Member of the Missouri Senate from the 24th district
- In office 2011–2015
- Preceded by: Joan Bray
- Succeeded by: Jill Schupp

Personal details
- Born: October 19, 1962 (age 63) St. Louis, Missouri, U.S.
- Party: Republican
- Spouse: Caryn
- Children: 6
- Education: Princeton University; New York University (MBA);
- Profession: Securities broker

= John Lamping =

American politician (born 1962)

John T. Lamping (born October 19, 1962) is an American politician and securities broker from the state of Missouri. A Republican, he served in the Missouri Senate, representing the 24th district from 2011 to 2015.

==Early and personal life==
John Lamping was born and raised in southern St. Louis County, Missouri. Following graduation from St. Louis University High School, he attended Princeton University, where he earned a degree in Economics in 1985. Lamping worked as a currency trader in New York City and later earned his MBA from NYU. When not involved with his duties in the General Assembly, he works for a St. Louis securities brokerage firm.

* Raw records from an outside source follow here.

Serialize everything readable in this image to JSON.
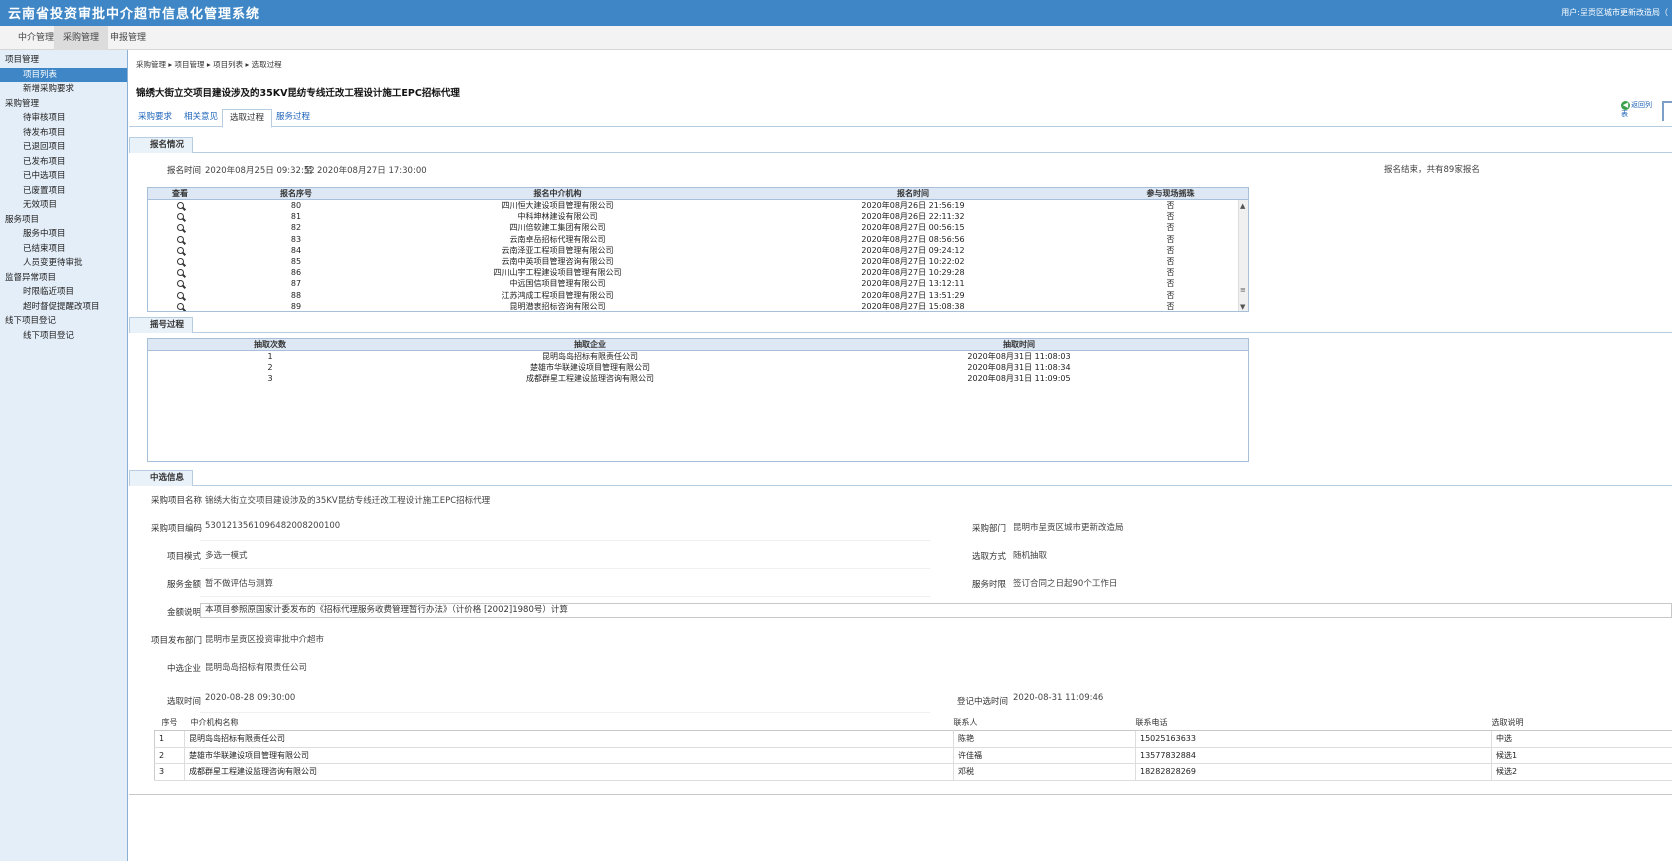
{
  "app": {
    "title": "云南省投资审批中介超市信息化管理系统",
    "user": "用户:呈贡区城市更新改造局（"
  },
  "nav_tabs": [
    {
      "label": "中介管理"
    },
    {
      "label": "采购管理"
    },
    {
      "label": "申报管理"
    }
  ],
  "sidebar": [
    {
      "label": "项目管理",
      "type": "group"
    },
    {
      "label": "项目列表",
      "type": "item",
      "active": true
    },
    {
      "label": "新增采购要求",
      "type": "item"
    },
    {
      "label": "采购管理",
      "type": "group"
    },
    {
      "label": "待审核项目",
      "type": "item"
    },
    {
      "label": "待发布项目",
      "type": "item"
    },
    {
      "label": "已退回项目",
      "type": "item"
    },
    {
      "label": "已发布项目",
      "type": "item"
    },
    {
      "label": "已中选项目",
      "type": "item"
    },
    {
      "label": "已废置项目",
      "type": "item"
    },
    {
      "label": "无效项目",
      "type": "item"
    },
    {
      "label": "服务项目",
      "type": "group"
    },
    {
      "label": "服务中项目",
      "type": "item"
    },
    {
      "label": "已结束项目",
      "type": "item"
    },
    {
      "label": "人员变更待审批",
      "type": "item"
    },
    {
      "label": "监督异常项目",
      "type": "group"
    },
    {
      "label": "时限临近项目",
      "type": "item"
    },
    {
      "label": "超时督促提醒改项目",
      "type": "item"
    },
    {
      "label": "线下项目登记",
      "type": "group"
    },
    {
      "label": "线下项目登记",
      "type": "item"
    }
  ],
  "breadcrumb": "采购管理 ▸ 项目管理 ▸ 项目列表 ▸ 选取过程",
  "page_title": "锦绣大街立交项目建设涉及的35KV昆纺专线迁改工程设计施工EPC招标代理",
  "back_label": "返回列表",
  "tabs": [
    {
      "label": "采购要求"
    },
    {
      "label": "相关意见"
    },
    {
      "label": "选取过程",
      "active": true
    },
    {
      "label": "服务过程"
    }
  ],
  "registration": {
    "section_title": "报名情况",
    "time_label": "报名时间",
    "start": "2020年08月25日 09:32:52",
    "to": "至",
    "end": "2020年08月27日 17:30:00",
    "summary": "报名结束，共有89家报名",
    "headers": [
      "查看",
      "报名序号",
      "报名中介机构",
      "报名时间",
      "参与现场摇珠"
    ],
    "rows": [
      {
        "no": "80",
        "org": "四川恒大建设项目管理有限公司",
        "time": "2020年08月26日 21:56:19",
        "join": "否"
      },
      {
        "no": "81",
        "org": "中科坤林建设有限公司",
        "time": "2020年08月26日 22:11:32",
        "join": "否"
      },
      {
        "no": "82",
        "org": "四川倍软建工集团有限公司",
        "time": "2020年08月27日 00:56:15",
        "join": "否"
      },
      {
        "no": "83",
        "org": "云南卓岳招标代理有限公司",
        "time": "2020年08月27日 08:56:56",
        "join": "否"
      },
      {
        "no": "84",
        "org": "云南泽亚工程项目管理有限公司",
        "time": "2020年08月27日 09:24:12",
        "join": "否"
      },
      {
        "no": "85",
        "org": "云南中英项目管理咨询有限公司",
        "time": "2020年08月27日 10:22:02",
        "join": "否"
      },
      {
        "no": "86",
        "org": "四川山宇工程建设项目管理有限公司",
        "time": "2020年08月27日 10:29:28",
        "join": "否"
      },
      {
        "no": "87",
        "org": "中远国信项目管理有限公司",
        "time": "2020年08月27日 13:12:11",
        "join": "否"
      },
      {
        "no": "88",
        "org": "江苏鸿成工程项目管理有限公司",
        "time": "2020年08月27日 13:51:29",
        "join": "否"
      },
      {
        "no": "89",
        "org": "昆明潜衷招标咨询有限公司",
        "time": "2020年08月27日 15:08:38",
        "join": "否"
      }
    ]
  },
  "draw": {
    "section_title": "摇号过程",
    "headers": [
      "抽取次数",
      "抽取企业",
      "抽取时间"
    ],
    "rows": [
      {
        "n": "1",
        "org": "昆明岛岛招标有限责任公司",
        "time": "2020年08月31日 11:08:03"
      },
      {
        "n": "2",
        "org": "楚雄市华联建设项目管理有限公司",
        "time": "2020年08月31日 11:08:34"
      },
      {
        "n": "3",
        "org": "成都群星工程建设监理咨询有限公司",
        "time": "2020年08月31日 11:09:05"
      }
    ]
  },
  "selection": {
    "section_title": "中选信息",
    "project_name_label": "采购项目名称",
    "project_name": "锦绣大街立交项目建设涉及的35KV昆纺专线迁改工程设计施工EPC招标代理",
    "project_code_label": "采购项目编码",
    "project_code": "530121356109648200820010​0",
    "dept_label": "采购部门",
    "dept": "昆明市呈贡区城市更新改造局",
    "mode_label": "项目模式",
    "mode": "多选一模式",
    "method_label": "选取方式",
    "method": "随机抽取",
    "amount_label": "服务金额",
    "amount": "暂不做评估与测算",
    "duration_label": "服务时限",
    "duration": "签订合同之日起90个工作日",
    "note_label": "金额说明",
    "note": "本项目参照原国家计委发布的《招标代理服务收费管理暂行办法》（计价格 [2002]1980号）计算",
    "publish_dept_label": "项目发布部门",
    "publish_dept": "昆明市呈贡区投资审批中介超市",
    "winner_label": "中选企业",
    "winner": "昆明岛岛招标有限责任公司",
    "select_time_label": "选取时间",
    "select_time": "2020-08-28 09:30:00",
    "reg_time_label": "登记中选时间",
    "reg_time": "2020-08-31 11:09:46",
    "headers": [
      "序号",
      "中介机构名称",
      "联系人",
      "联系电话",
      "选取说明"
    ],
    "rows": [
      {
        "no": "1",
        "org": "昆明岛岛招标有限责任公司",
        "contact": "陈艳",
        "phone": "15025163633",
        "note": "中选"
      },
      {
        "no": "2",
        "org": "楚雄市华联建设项目管理有限公司",
        "contact": "许佳福",
        "phone": "13577832884",
        "note": "候选1"
      },
      {
        "no": "3",
        "org": "成都群星工程建设监理咨询有限公司",
        "contact": "邓税",
        "phone": "18282828269",
        "note": "候选2"
      }
    ]
  }
}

He and his wife Caryn (whom he met while in New York City) are the parents of six children.

==Political history==
In 2010, Lamping defeated Democrat Barbara Fraser in a close general election for a four-year term, to replace the term-limited Joan Bray. The initial vote tally showed a difference of only 133 votes between Lamping, the leader, and Fraser. Fraser requested a recount from the Missouri Secretary of State's office, and on December 22, 2010, the recount officially certified Lamping as the winner by 126 votes.

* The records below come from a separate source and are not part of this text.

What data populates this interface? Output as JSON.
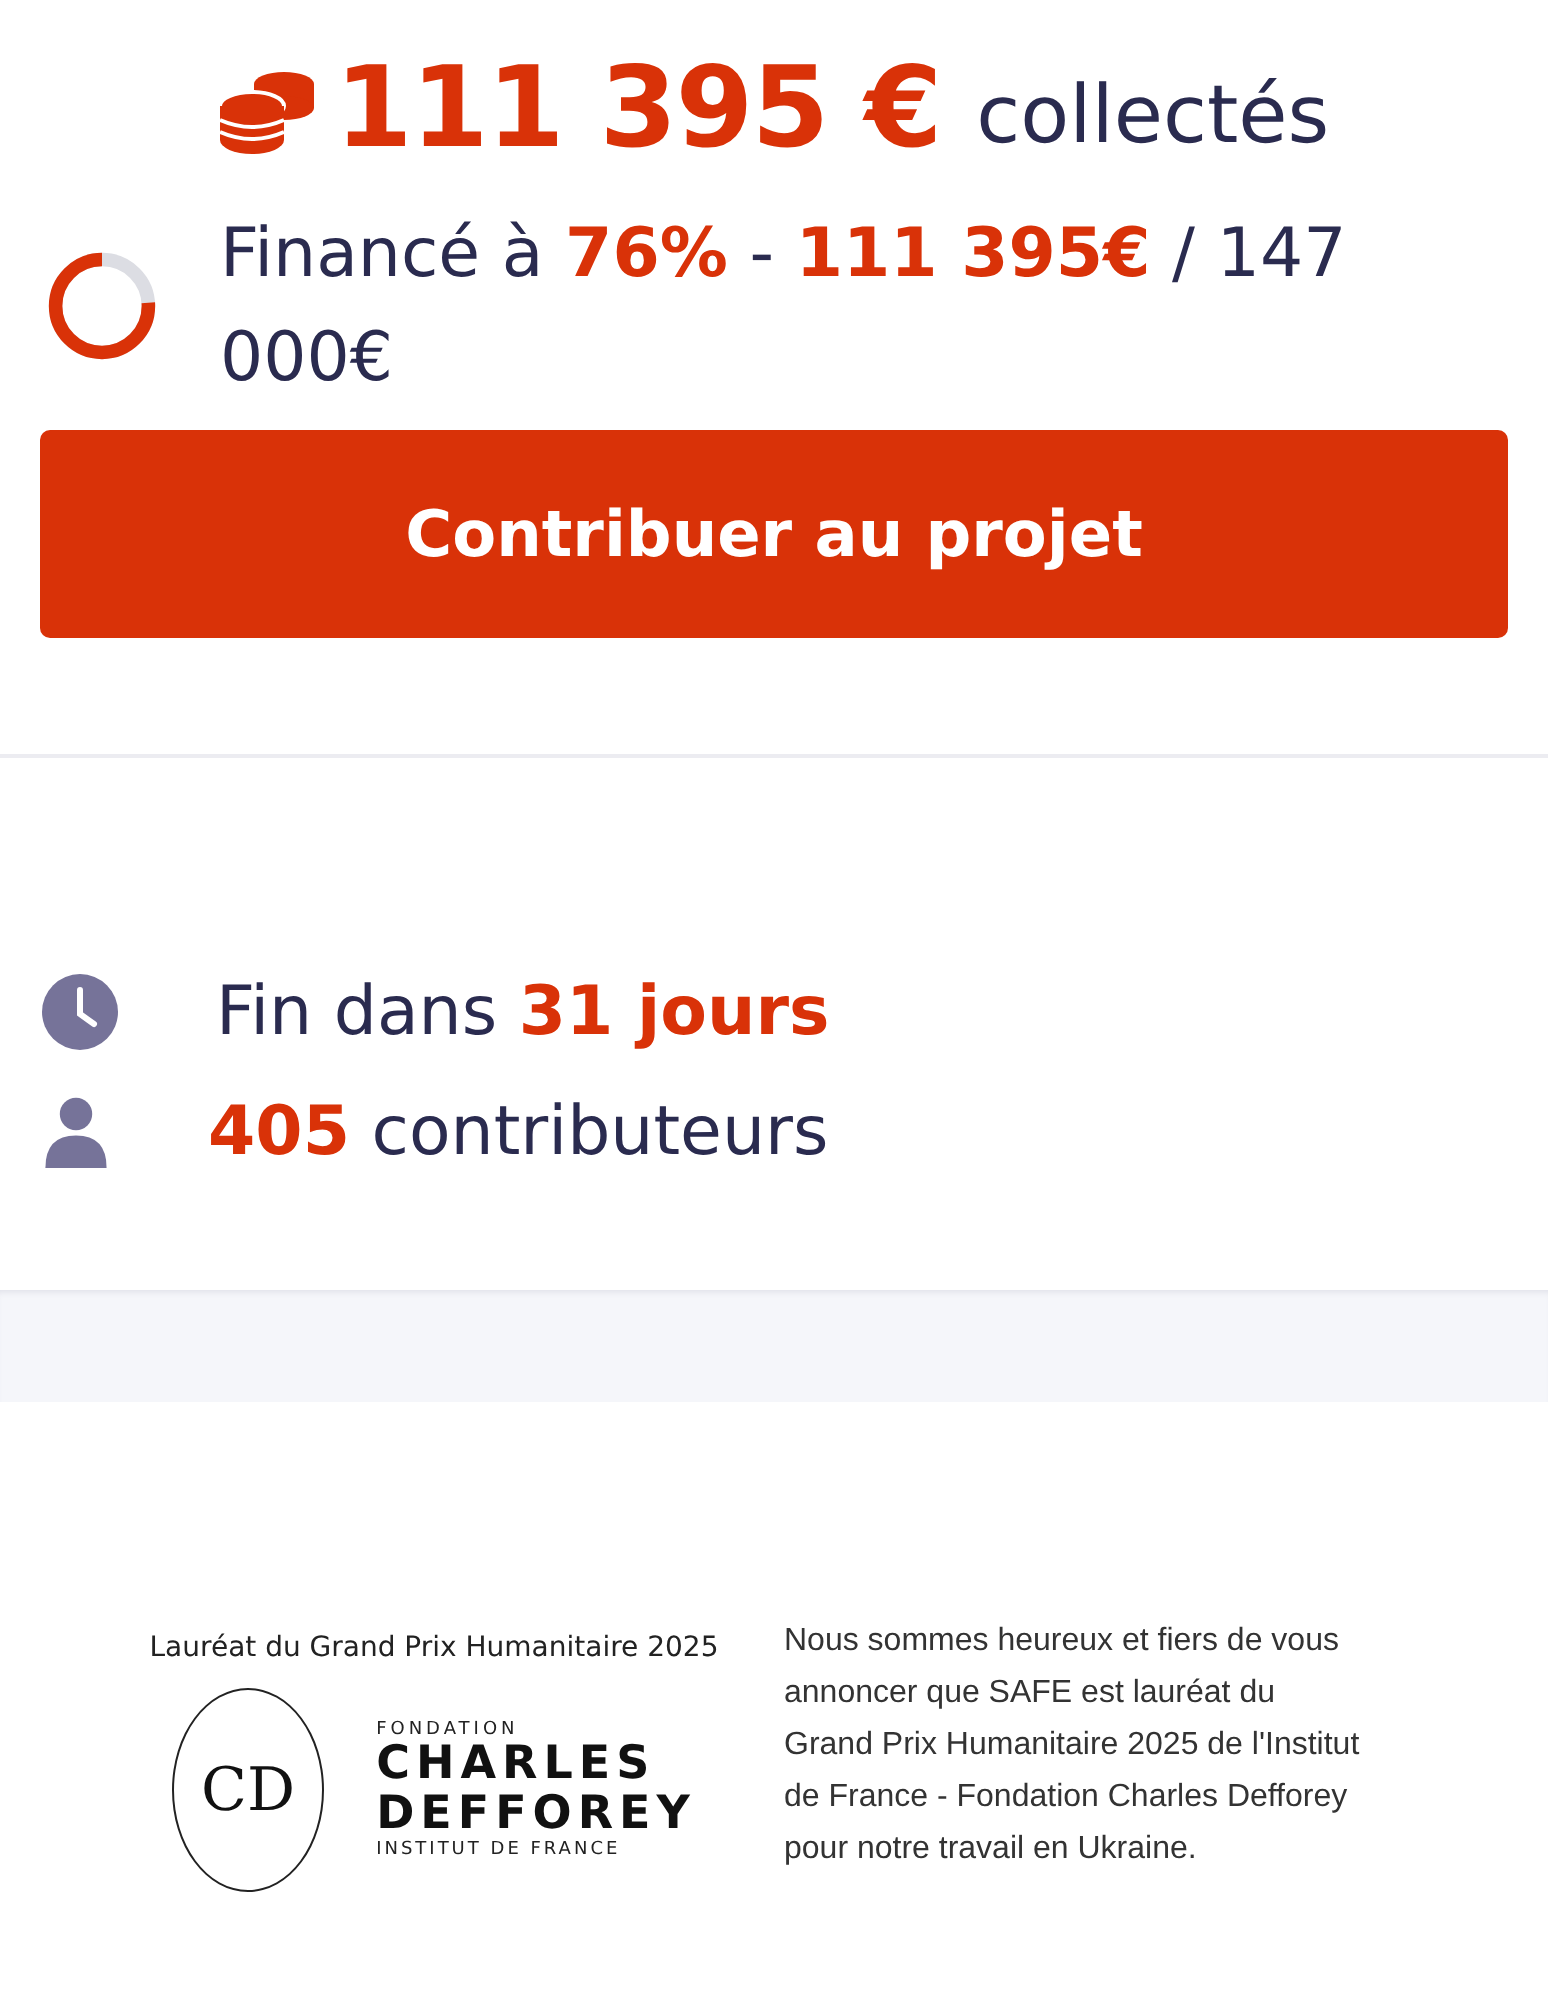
{
  "total": {
    "amount": "111 395 €",
    "label": "collectés"
  },
  "funding": {
    "text": "Financé à **76%** - **111 395€** / 147 000€"
  },
  "contribute_button": "Contribuer au projet",
  "stats": [
    {
      "kind": "time",
      "text": "Fin dans **31 jours**"
    },
    {
      "kind": "people",
      "text": "**405** contributeurs"
    }
  ],
  "award": {
    "caption": "Lauréat du Grand Prix Humanitaire 2025",
    "logo": {
      "monogram": "CD",
      "overline": "FONDATION",
      "name_lines": [
        "CHARLES",
        "DEFFOREY"
      ],
      "subline": "INSTITUT DE FRANCE"
    },
    "description": "Nous sommes heureux et fiers de vous annoncer que SAFE est lauréat du Grand Prix Humanitaire 2025 de l'Institut de France - Fondation Charles Defforey pour notre travail en Ukraine."
  }
}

Lamping did not run for re-election to a second term in the Senate in 2014.

Missouri 24th District State Senate Election 2010
| Party |  | Candidate | Votes | % | ±% |
|---|---|---|---|---|---|
|  | Republican | John Lamping | 30,619 | 50.1% | Winner |
|  | Democratic | Barbara Fraser | 30,493 | 49.9% |  |

Committee assignments --Lamping served on the following committees during the 96th General Assembly:
- Vice-Chairman, Commerce, Consumer Protection, Energy and the Environment.
- Member, Health, Mental Health, Seniors and Families.
- Member, Jobs, Economic Development and Local Government.
- Member, Transportation.
- Member, Veterans Affairs, Emerging Issues, Pensions & Urban Affairs.

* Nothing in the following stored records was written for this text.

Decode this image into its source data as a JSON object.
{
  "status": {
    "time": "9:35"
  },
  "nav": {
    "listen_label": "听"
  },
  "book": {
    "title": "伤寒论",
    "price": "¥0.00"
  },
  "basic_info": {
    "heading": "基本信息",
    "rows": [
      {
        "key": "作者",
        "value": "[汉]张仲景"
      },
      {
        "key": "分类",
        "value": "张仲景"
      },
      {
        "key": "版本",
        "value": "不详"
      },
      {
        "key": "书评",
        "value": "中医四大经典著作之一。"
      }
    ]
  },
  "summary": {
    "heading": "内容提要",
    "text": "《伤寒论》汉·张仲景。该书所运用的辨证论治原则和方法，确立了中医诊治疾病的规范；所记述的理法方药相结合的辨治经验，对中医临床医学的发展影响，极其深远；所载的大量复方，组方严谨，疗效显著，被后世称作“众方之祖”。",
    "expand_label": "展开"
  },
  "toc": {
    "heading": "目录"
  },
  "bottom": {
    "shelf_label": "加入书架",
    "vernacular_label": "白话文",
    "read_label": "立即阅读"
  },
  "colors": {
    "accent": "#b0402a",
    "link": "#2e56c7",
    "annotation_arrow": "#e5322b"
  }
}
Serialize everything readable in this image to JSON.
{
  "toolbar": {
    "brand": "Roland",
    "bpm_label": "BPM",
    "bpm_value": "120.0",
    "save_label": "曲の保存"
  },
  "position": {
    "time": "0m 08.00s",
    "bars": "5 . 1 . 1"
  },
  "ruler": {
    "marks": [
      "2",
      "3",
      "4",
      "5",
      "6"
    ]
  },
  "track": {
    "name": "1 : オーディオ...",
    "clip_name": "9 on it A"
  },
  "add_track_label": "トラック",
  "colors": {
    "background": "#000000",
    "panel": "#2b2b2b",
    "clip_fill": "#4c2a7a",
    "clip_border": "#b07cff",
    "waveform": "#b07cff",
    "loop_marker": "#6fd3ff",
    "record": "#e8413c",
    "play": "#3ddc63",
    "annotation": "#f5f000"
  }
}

=== Affordable Care Act bill ===
Lamping attracted national attention in 2013 when he introduced a bill that would suspend the state licenses to operate in Missouri of any insurance companies which accepted subsidies offered by the United States government to pay health insurance premiums under the Affordable Care Act. Lamping asserted that (despite National Federation of Independent Business v. Sebelius), the ACA is "illegal" and will eventually be overturned by federal courts.